After my losing streak we worked through the Getaway activity book. We played some cards and David flipped through the read a bit while I started to doze. Later we took turns sharing what we found in the little library of books curated by Getaway. Our favorite was the Atlas because a different artist designed every map, and we got to see their colorful interpretation of a city. I’m awful at geography and we had a few laughs at me trying to guess what city each map represented. We talked late into the night, finally falling asleep to rain on the roof of “Frank.” It felt different to be able to do this because I’m so used to falling asleep to a glow of a screen.
We woke up early the next morning and cooked breakfast together. After we packed up our belongings we took one last look at our little cabin. I waved goodbye with a full heart. I felt thankful to have deepened my relationship with David, but it was more than that. This experience helped me to relive a bit of my childhood. When I was a kid I could entertain myself by playing pretend for hours. I didn’t need a smart phone, or a TV, or social media. Somewhere along the way to adulthood, I lost that sense of imagination and grew dependent on other things to stimulate me and bring me joy. I’d been struggling lately with an odd mix of boredom and pressure to constantly be doing something. Whether I was at home eating dinner or sitting on the sofa watching Netflix, I just couldn’t sit there and relax. Instead I needed my time to be constantly filled, and it grew into a harmful habit. But that night at Getaway, David and I just being with each other was enough—more than enough.

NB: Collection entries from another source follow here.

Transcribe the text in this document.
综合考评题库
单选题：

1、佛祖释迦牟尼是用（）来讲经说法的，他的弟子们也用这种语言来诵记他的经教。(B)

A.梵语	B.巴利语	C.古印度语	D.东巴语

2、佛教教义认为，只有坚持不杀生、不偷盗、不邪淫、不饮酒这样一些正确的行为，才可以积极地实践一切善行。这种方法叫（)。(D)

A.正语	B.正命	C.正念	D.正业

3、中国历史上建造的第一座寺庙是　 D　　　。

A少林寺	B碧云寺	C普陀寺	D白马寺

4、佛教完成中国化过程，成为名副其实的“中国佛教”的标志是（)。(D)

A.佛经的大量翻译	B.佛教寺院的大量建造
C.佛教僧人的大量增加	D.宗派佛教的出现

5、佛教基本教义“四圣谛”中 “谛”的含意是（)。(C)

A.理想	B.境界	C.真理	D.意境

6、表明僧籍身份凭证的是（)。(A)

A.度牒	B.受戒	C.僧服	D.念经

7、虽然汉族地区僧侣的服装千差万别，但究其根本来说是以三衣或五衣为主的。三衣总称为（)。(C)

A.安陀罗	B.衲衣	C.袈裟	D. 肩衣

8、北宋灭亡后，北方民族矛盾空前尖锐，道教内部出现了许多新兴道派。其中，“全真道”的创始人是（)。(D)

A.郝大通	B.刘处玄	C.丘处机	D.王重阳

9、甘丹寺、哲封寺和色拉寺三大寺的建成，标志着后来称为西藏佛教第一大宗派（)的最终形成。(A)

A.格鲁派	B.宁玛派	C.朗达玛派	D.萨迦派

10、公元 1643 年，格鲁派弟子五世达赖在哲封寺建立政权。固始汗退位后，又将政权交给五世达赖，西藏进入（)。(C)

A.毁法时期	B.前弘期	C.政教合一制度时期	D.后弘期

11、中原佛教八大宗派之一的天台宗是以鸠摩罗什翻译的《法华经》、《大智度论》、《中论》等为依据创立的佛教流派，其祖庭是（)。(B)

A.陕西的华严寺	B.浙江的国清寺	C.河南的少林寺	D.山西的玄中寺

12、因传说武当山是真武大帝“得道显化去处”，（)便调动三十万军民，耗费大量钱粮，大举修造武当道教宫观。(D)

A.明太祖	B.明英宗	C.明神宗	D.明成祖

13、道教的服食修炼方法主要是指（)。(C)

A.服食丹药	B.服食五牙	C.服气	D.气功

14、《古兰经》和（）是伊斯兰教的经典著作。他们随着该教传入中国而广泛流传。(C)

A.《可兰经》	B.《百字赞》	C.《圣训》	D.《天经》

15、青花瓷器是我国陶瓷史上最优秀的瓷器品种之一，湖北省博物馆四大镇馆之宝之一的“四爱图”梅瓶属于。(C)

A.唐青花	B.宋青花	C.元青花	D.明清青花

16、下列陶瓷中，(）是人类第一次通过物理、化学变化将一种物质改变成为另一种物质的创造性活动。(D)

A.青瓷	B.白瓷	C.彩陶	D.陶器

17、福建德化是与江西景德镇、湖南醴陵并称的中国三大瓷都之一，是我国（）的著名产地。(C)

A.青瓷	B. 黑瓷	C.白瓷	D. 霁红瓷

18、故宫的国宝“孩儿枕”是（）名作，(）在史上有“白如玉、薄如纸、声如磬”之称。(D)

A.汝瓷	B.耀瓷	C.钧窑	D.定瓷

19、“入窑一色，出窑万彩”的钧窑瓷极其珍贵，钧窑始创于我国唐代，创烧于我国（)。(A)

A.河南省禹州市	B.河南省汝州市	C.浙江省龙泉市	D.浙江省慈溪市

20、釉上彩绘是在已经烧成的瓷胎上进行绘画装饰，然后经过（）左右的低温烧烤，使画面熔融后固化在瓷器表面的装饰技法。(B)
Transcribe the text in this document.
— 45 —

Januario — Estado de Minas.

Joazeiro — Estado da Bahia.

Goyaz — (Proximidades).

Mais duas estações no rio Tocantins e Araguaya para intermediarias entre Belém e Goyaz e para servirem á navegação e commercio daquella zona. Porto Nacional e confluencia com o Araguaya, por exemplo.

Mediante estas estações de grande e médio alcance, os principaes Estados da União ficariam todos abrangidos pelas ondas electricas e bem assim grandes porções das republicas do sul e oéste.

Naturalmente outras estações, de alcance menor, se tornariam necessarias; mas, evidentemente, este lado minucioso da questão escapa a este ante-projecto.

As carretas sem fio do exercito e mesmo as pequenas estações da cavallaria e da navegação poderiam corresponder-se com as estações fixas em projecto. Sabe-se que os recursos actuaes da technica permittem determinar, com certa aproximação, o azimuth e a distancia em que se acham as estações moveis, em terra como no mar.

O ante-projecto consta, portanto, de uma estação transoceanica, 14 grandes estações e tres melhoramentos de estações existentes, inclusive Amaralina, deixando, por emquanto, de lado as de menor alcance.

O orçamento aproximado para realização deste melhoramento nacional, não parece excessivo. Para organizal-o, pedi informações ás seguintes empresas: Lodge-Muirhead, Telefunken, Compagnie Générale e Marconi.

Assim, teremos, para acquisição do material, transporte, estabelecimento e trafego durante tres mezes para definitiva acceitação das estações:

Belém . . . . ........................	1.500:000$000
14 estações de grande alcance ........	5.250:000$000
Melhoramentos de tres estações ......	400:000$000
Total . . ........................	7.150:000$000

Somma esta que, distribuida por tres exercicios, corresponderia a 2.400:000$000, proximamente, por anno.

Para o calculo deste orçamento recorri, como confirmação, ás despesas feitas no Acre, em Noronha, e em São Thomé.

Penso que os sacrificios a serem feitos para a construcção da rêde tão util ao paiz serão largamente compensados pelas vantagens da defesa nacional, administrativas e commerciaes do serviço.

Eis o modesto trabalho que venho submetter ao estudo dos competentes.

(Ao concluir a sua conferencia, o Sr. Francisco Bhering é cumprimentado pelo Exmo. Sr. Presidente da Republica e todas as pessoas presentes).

I didn’t realize how much my need to be productive around the clock was wearing on my relationships with others and myself. I had developed an unhealthy relationship with technology where I expected it to make me feel more fulfilled. This trip helped me to reset boundaries with my phone and laptop. It forced me to be away from them, and I can’t remember the last time that happened. I was actually able to be present. It’s a special experience to intentionally disconnect from the modern world and reset with nature. I was thankful for all of the quiet moments.
We drove away from “Frank” and headed to our next adventure, Mercier Orchard. This apple orchard was 50 minutes north and further away from home, but we were excited to keep our adventure going. Mercier Orchard has a huge storefront that sells apples, cider, pies, and other baked goods, but it was a way for us to include more nature in our trip. Bringing home apple cider doughnuts for our families wasn’t bad either.
After I returned I felt that pressure resurface, but I felt more equipped to face it. I’m already looking forward to our next Getaway—to which we will not be bringing Connect 4. I encourage everyone to let nature help you disconnect in order to reconnect. Getaway is a great way to do that.